Annu Int Conf IEEE Eng Med Biol Soc. 2022 Jul;2022:2215-2218. doi: 10.1109/EMBC48229.2022.9871549.
Video motion magnification methods are motion visualization techniques that aim to magnify subtle and imper-ceptibly small motions in videos. They fall into two main groups where Eulerian methods work on the pixel grid with implicit motion information and Lagrangian methods use explicitly estimated motion and modify point trajectories. The motion in high framerate videos of faces can contain a wide variety of information that ranges from microexpressions over pulse or respiratory rate to cues on speech and affective state. In his work, we propose a novel strategy for Lagrangian motion magnification that integrates landmark information from the face as well as an approach to decompose facial motions in an unsupervised manner using sparse PCA. We decompose the estimated displacements into different movement components that are subsequently amplified selectively. We propose two approaches: A landmark-based decomposition into global and local movements and a decomposition into multiple coherent motion components based on sparse PCA. Optical flow estimation is performed using a state-of-the-art deep learning-based method that we retrain on a microexpression database. Clinical relevance- This method could be applied to the annotation and analysis of micromovements for neurocognitive assessment and even novel, medical applications where micro-motions of the face might play a role.
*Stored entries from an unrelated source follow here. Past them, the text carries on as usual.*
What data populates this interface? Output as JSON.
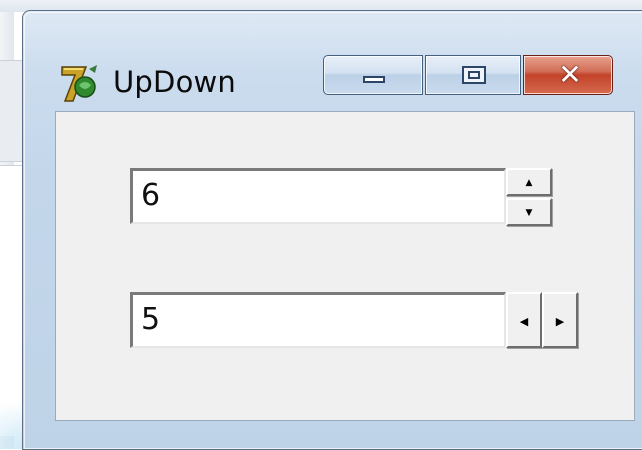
{
  "window": {
    "title": "UpDown",
    "app_icon": "delphi-7-icon"
  },
  "caption_buttons": {
    "minimize_icon": "minimize-icon",
    "maximize_icon": "maximize-icon",
    "close_glyph": "✕"
  },
  "updown_vertical": {
    "value": "6",
    "up_glyph": "▲",
    "down_glyph": "▼"
  },
  "updown_horizontal": {
    "value": "5",
    "left_glyph": "◀",
    "right_glyph": "▶"
  },
  "colors": {
    "close_button": "#c2432a",
    "client_area": "#f0f0f0"
  }
}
视频运动放大方法是一种运动可视化技术,旨在放大视频中细微和难以察觉的运动。它们分为两类,其中欧拉方法在像素网格上工作,具有隐含的运动信息,而拉格朗日方法则使用显式估计的运动并修改点轨迹。人脸高帧率视频中的运动可以包含各种信息,从微表情到脉搏或呼吸频率,再到语音和情感状态的线索。在他的工作中,我们提出了一种新的拉格朗日运动放大策略,该策略集成了面部的地标信息,以及一种使用稀疏 PCA 以无监督方式分解面部运动的方法。我们将估计的位移分解为不同的运动成分,然后有选择地放大这些成分。我们提出了两种方法:一种基于地标将运动分解为全局运动和局部运动,另一种基于稀疏 PCA 将运动分解为多个相干运动成分。光流估计使用一种基于深度学习的最新方法,我们在微表情数据库上对其进行了重新训练。临床相关性——该方法可应用于神经认知评估的微运动的注释和分析,甚至可以应用于面部微运动可能发挥作用的新的医学应用。